我尝试了以下三种我在网上找到的.conll
用 Python 读取文件的方法,但只得到了我不理解的错误报告。我还阅读了有关不同类型.conll
文件的信息,但我不知道哪一个是我的数据集。我怎样才能知道?是否有必要根据特定类型来实现加载.conll
?有没有简单的方法来处理.conll
文件?
from pyconll load__from_file
data = load_from_file("wnut17train.conll")
ParseError Traceback (most recent call last)
<ipython-input-15-9d2ceebeda92> in <module>()
1 import pyconll
----> 2 data = pyconll.load_from_file("wnut17train.conll")
3 data
/usr/local/lib/python3.6/dist-packages/pyconll/load.py in load_from_file(filename)
46 """
47 with open(filename, encoding='utf-8') as f:
---> 48 c = Conll(f)
49
50 return c
/usr/local/lib/python3.6/dist-packages/pyconll/unit/conll.py in __init__(self, it)
30 self._sentences = []
31
---> 32 for sentence in pyconll._parser.iter_sentences(it):
33 self._sentences.append(sentence)
34
/usr/local/lib/python3.6/dist-packages/pyconll/_parser.py in iter_sentences(lines_it)
51 sent_lines.append(line)
52 elif sent_lines:
---> 53 sentence = _create_sentence(sent_lines)
54 sent_lines.clear()
55
/usr/local/lib/python3.6/dist-packages/pyconll/_parser.py in _create_sentence(sent_lines)
22 """
23 sent_source = '\n'.join(sent_lines)
---> 24 sentence = Sentence(sent_source)
25
26 return sentence
/usr/local/lib/python3.6/dist-packages/pyconll/unit/sentence.py in __init__(self, source)
77 self._meta[k] = None
78 else:
---> 79 token = Token(line)
80 self._tokens.append(token)
81
/usr/local/lib/python3.6/dist-packages/pyconll/unit/token.py in __init__(self, source, empty)

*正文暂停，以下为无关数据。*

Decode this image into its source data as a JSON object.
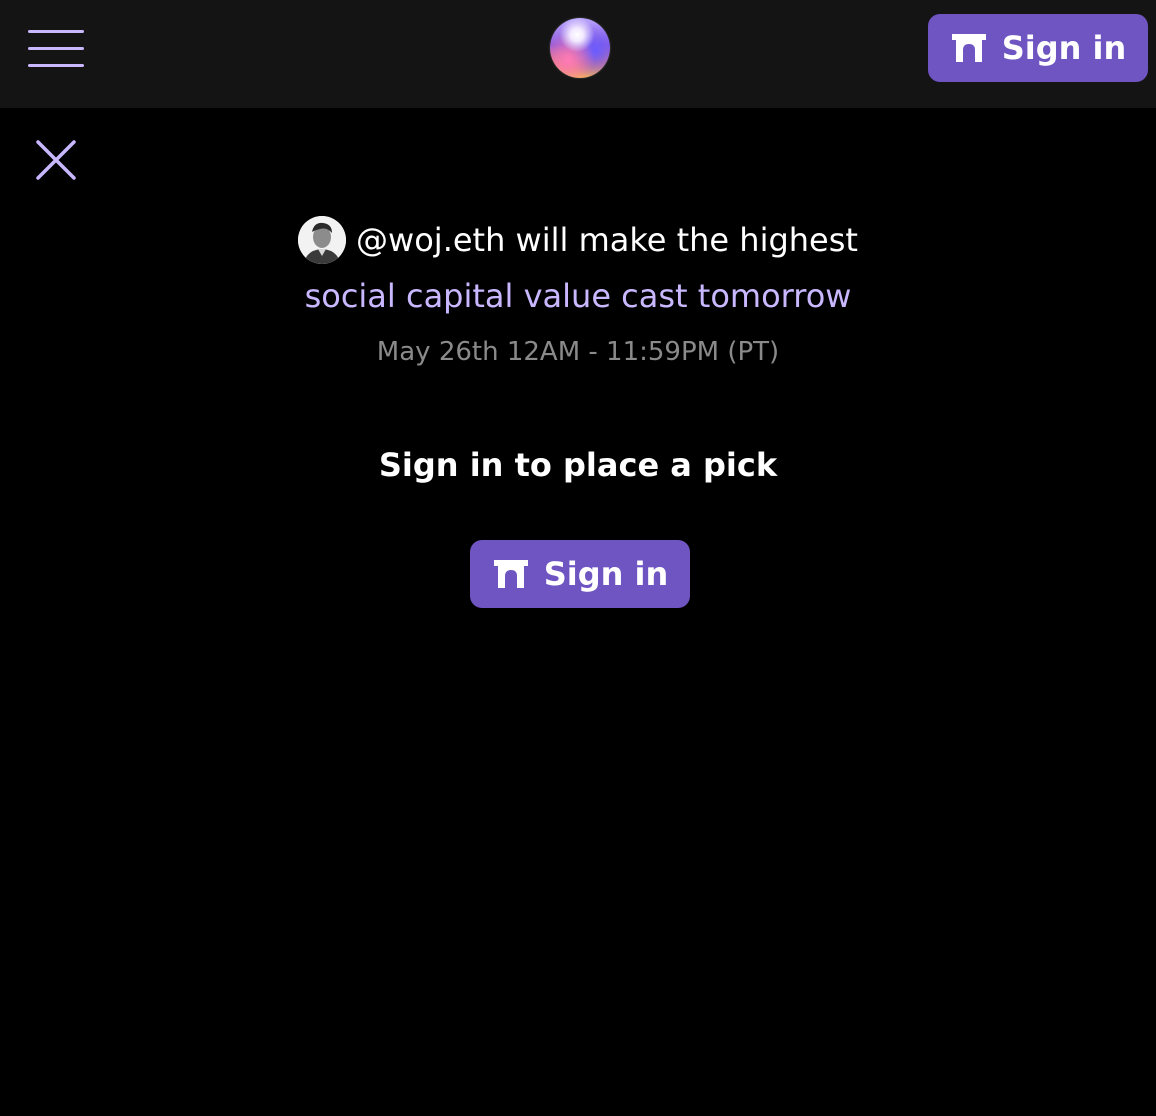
{
  "header": {
    "menu_icon": "hamburger-menu-icon",
    "logo_icon": "orb-logo-icon",
    "sign_in_label": "Sign in",
    "sign_in_icon": "gateway-arch-icon"
  },
  "modal": {
    "close_icon": "close-x-icon",
    "avatar_icon": "user-avatar",
    "headline_line1": "@woj.eth will make the highest",
    "headline_line2": "social capital value cast tomorrow",
    "timeframe": "May 26th 12AM - 11:59PM (PT)",
    "prompt": "Sign in to place a pick",
    "sign_in_label": "Sign in",
    "sign_in_icon": "gateway-arch-icon"
  },
  "colors": {
    "background": "#000000",
    "topbar": "#141414",
    "accent": "#6e55c2",
    "highlight_text": "#c9b8ff",
    "muted_text": "#8a8a8a"
  }
}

661 error_msg = 'The number of columns per token line must be 10. Invalid token: {}'.format(
662 source)
--> 663 raise ParseError(error_msg)
664
665 # Assign all the field values from the line to internal equivalents.

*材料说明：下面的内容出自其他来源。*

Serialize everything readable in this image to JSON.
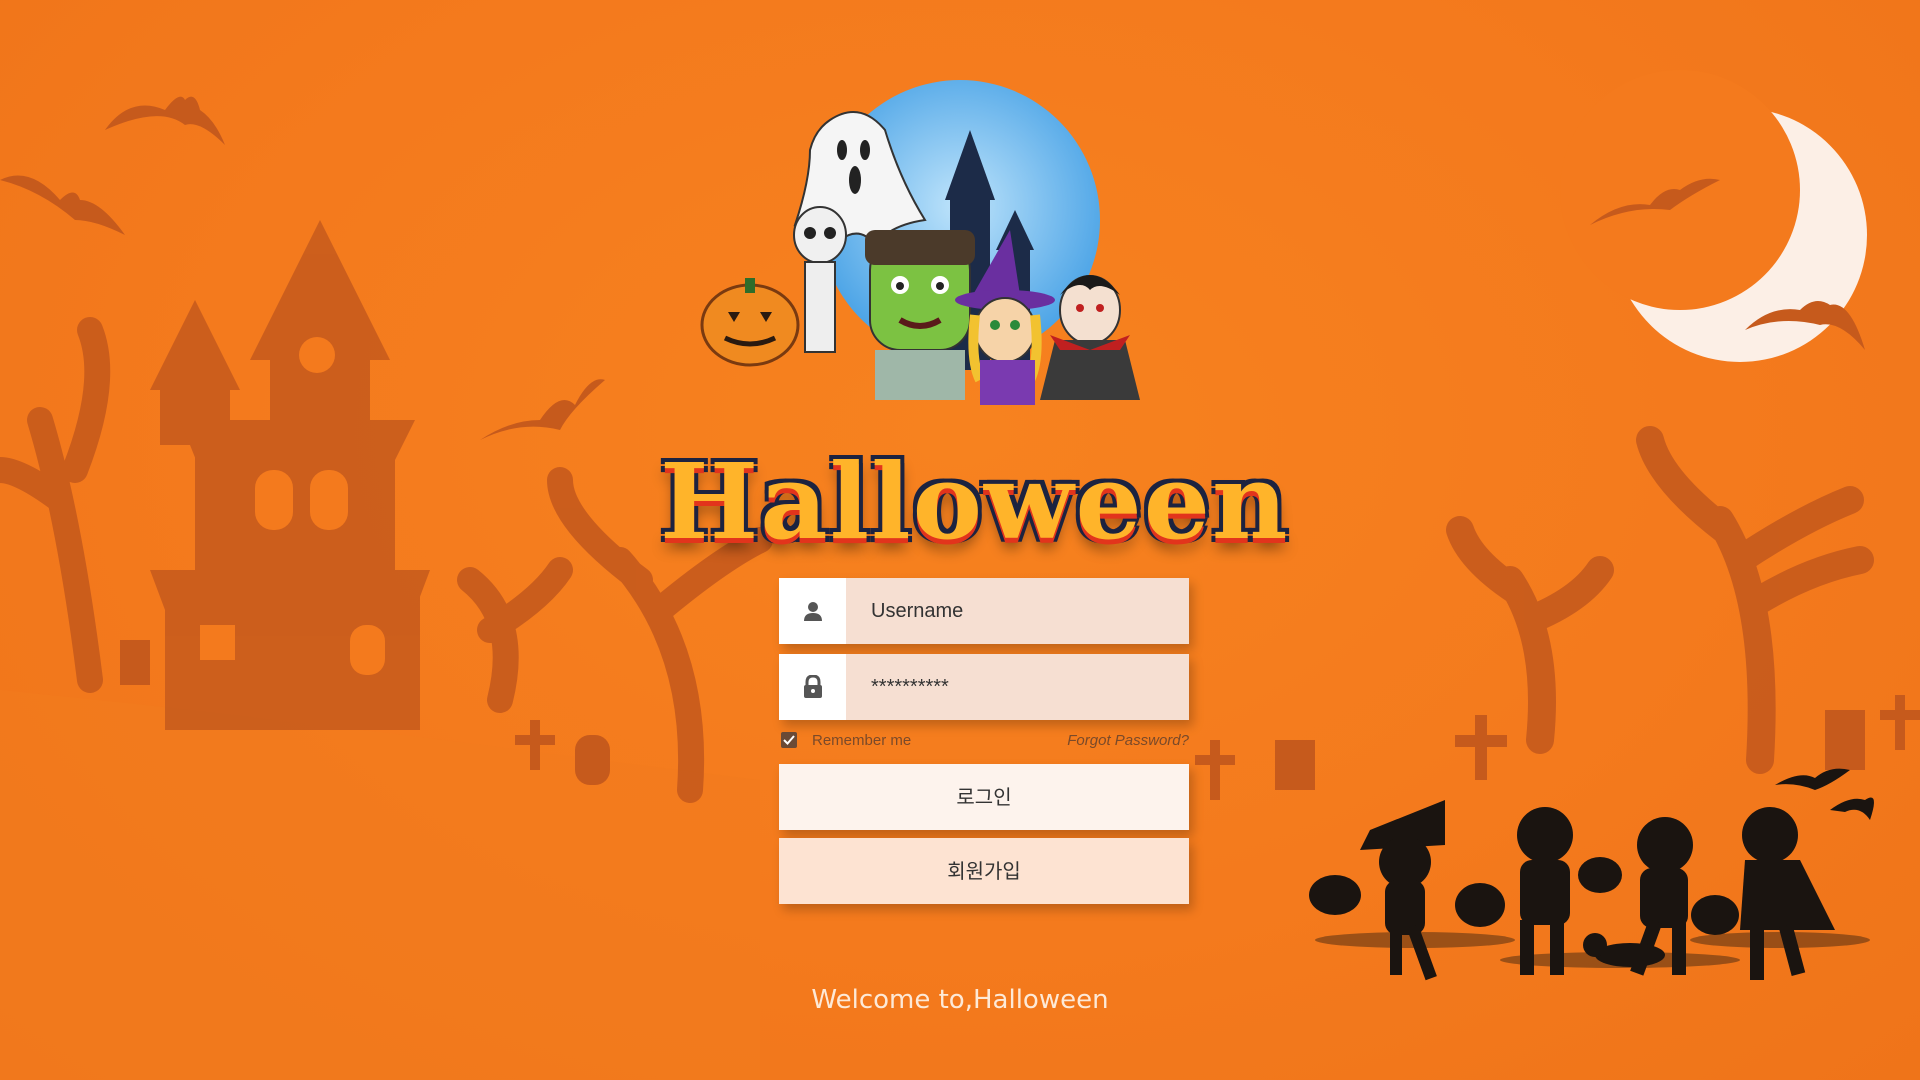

ParseError: The number of columns per token line must be 10. Invalid token: @paulwalk O
from conllu import parse
train = parse("wnut17train.conll", fields=["id","form","lemma","postag"])
ParseException Traceback (most recent call last)

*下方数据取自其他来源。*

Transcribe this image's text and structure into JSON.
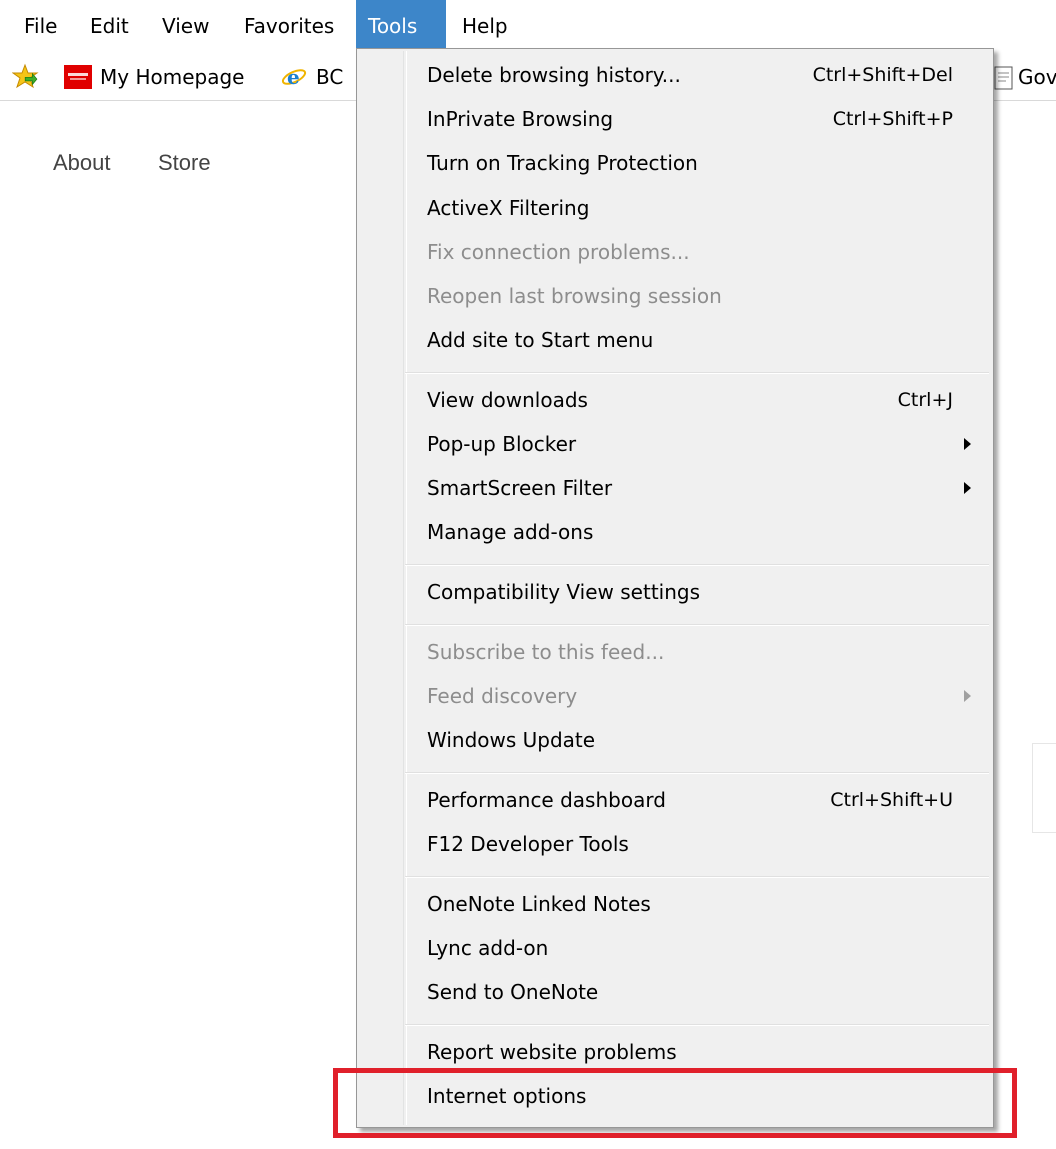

<ipython-input-21-7be24f5d9e1f> in <module>()
1 from conllu import parse
2
----> 3 train = parse("wnut17train.conll", fields=["id","form","lemma","postag"])
/usr/local/lib/python3.6/dist-packages/conllu/__init__.py in parse(data, fields, field_parsers, metadata_parsers)
18 fields=fields,
19 field_parsers=field_parsers,
---> 20 metadata_parsers=metadata_parsers
21 ))
22
/usr/local/lib/python3.6/dist-packages/conllu/__init__.py in parse_incr(in_file, fields, field_parsers, metadata_parsers)
36 fields=fields,
37 field_parsers=field_parsers,
---> 38 metadata_parsers=metadata_parsers
39 ))
40
/usr/local/lib/python3.6/dist-packages/conllu/parser.py in parse_token_and_metadata(data, fields, field_parsers, metadata_parsers)
94 metadata[key] = value
95 else:
---> 96 tokens.append(parse_line(line, fields, field_parsers))
97
98 return tokens, metadata
/usr/local/lib/python3.6/dist-packages/conllu/parser.py in parse_line(line, fields, field_parsers)
118
119 if len(line_split) == 1:
--> 120 raise ParseException("Invalid line format, line must contain either tabs or two spaces.")
121
122 data = Token()
ParseException: Invalid line format, line must contain either tabs or two spaces.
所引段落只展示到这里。